Once at the reservoir, we spotted the "T" Marker, which indicates the direction of travel for the emigrants. The trail came down the hill and then crossed what is now an arm of water from the reservoir. We assumed the trail made a bee-line west towards Wheatland. If that's the case why did the sign on Spenceville Road indicate the "crossing" was east, somewhere below the "T" Marker? We were confused but enjoying the day of exploration. We would have to do some more research to figure out just where this Johnson's Ranch was.

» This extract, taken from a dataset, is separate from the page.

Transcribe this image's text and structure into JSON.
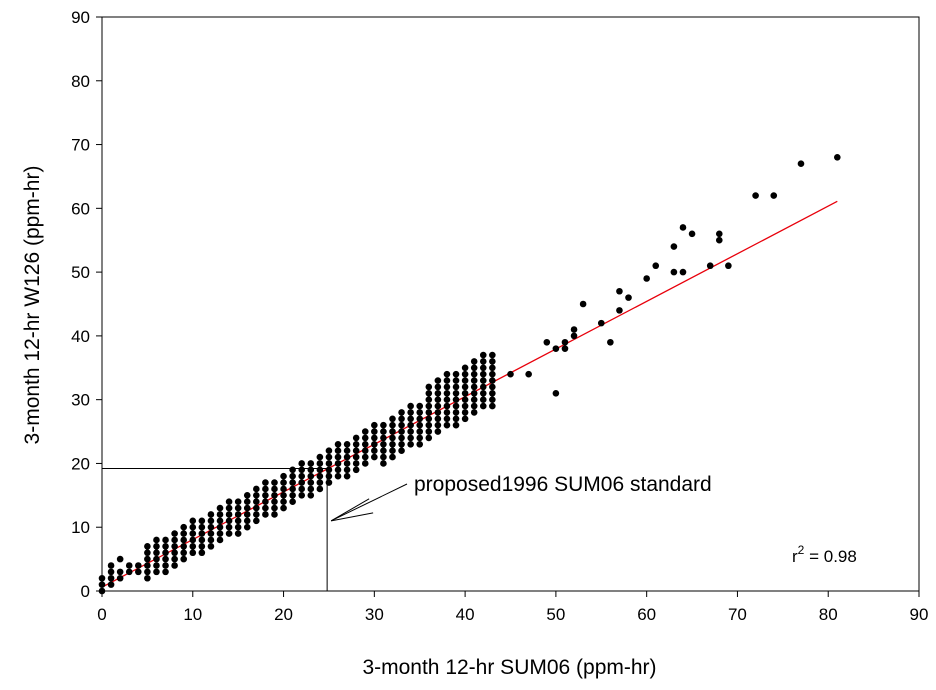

At our local used bookstore, I just happened on a small book titled "The Donner Rescue Party Rescue Site, Johnson’s Ranch on Bear River," by Jack and Richard Steed. The author and his son, amateur historians like us, had also been perplexed by the actual site of Johnson's Ranch adobe. Johnson's Ranch was the place that the survivors of the Donner/ Reed Party of stranded emigrants was brought too after their rescue in The High Sierra. The book is quite fascinating and the only one we could find on Johnson's Ranch. According to the authors, the site of the adobe was lost to time until their research which placed it along the north side of the Bear River, just 1.5 miles from the town square with the historical marker. We now know that the sign in the square is merely relating that the spot it's placed was part of the 22,000-acre ranch. Not necessarily the site of the adobe home.
We will be heading back to the Wheatland area to continue our search for these historical places. We have found that sometimes the "official" version of events and locations can be incorrect. It's not often these are wrong, but enough that additional research is needed. It's after this research that the pieces sometimes come into better view. That's when we know we have found something exciting, and worth checking out again. Wheatland is one such place. The fabled "end of the trail."